ThatPlayer|5 months ago

> behemoth 100B+ parameter models, but to run those I would need to invest much more into this hobby than I'm willing to do.

Have you tried newer MoE models with llama.cpp's recent '--n-cpu-moe' option to offload MoE layers to the CPU? I can run gpt-oss-120b (5.1B active) on my 4080 and get a usable ~20 tk/s. Had to upgrade my system RAM, but that's easier. https://github.com/ggml-org/llama.cpp/discussions/15396 has a bit on getting that running

mycall|5 months ago

> 20-30 tk/s

or ~2.2M tk/day. This is how we should be thinking about it imho.

NicoJuicy|5 months ago

If you have a 24 gb 3090. Try out qwen:30b-a3b-instruct-2507-q4_K_M ( ollama )

It's pretty good.

naabb|5 months ago

tbf I also run that on a 16GB 5070TI at 25T/S, it's amazing how fast it runs on consumer grade hardware.

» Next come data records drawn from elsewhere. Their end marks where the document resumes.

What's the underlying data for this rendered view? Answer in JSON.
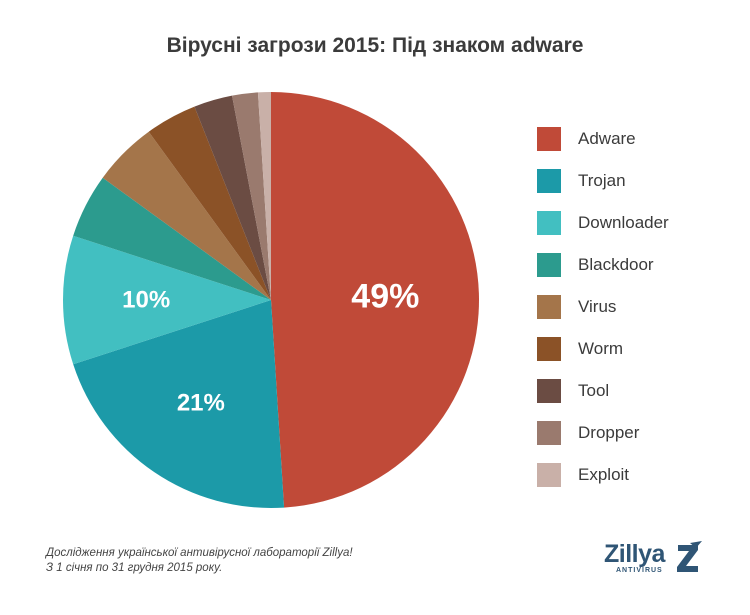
{
  "title": "Вірусні загрози 2015: Під знаком adware",
  "chart_data": {
    "type": "pie",
    "title": "Вірусні загрози 2015: Під знаком adware",
    "slices": [
      {
        "label": "Adware",
        "value": 49,
        "color": "#c04a38",
        "data_label": "49%"
      },
      {
        "label": "Trojan",
        "value": 21,
        "color": "#1c9aa8",
        "data_label": "21%"
      },
      {
        "label": "Downloader",
        "value": 10,
        "color": "#42bfc1",
        "data_label": "10%"
      },
      {
        "label": "Blackdoor",
        "value": 5,
        "color": "#2c9b8e",
        "data_label": ""
      },
      {
        "label": "Virus",
        "value": 5,
        "color": "#a4754a",
        "data_label": ""
      },
      {
        "label": "Worm",
        "value": 4,
        "color": "#8b5227",
        "data_label": ""
      },
      {
        "label": "Tool",
        "value": 3,
        "color": "#6b4c43",
        "data_label": ""
      },
      {
        "label": "Dropper",
        "value": 2,
        "color": "#9a7a6e",
        "data_label": ""
      },
      {
        "label": "Exploit",
        "value": 1,
        "color": "#c9b0a8",
        "data_label": ""
      }
    ],
    "legend_position": "right"
  },
  "footnote": {
    "line1": "Дослідження української антивірусної лабораторії Zillya!",
    "line2": "З 1 січня по 31 грудня 2015 року."
  },
  "logo": {
    "wordmark": "Zillya",
    "subtitle": "ANTIVIRUS",
    "color": "#2f5575"
  }
}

I think you could push up to a bigger model but I don't know enough about local llama.

jszymborski|5 months ago

Don't need a 3090, it runs really fast on an RTX 2080 too.

nenenejej|5 months ago

Graphics cards are so expensive (list price) they are cheap (no depreciation liquid market)

Our_Benefactors|5 months ago

Did you really claim GPUs have zero depreciation? That’s obviously false.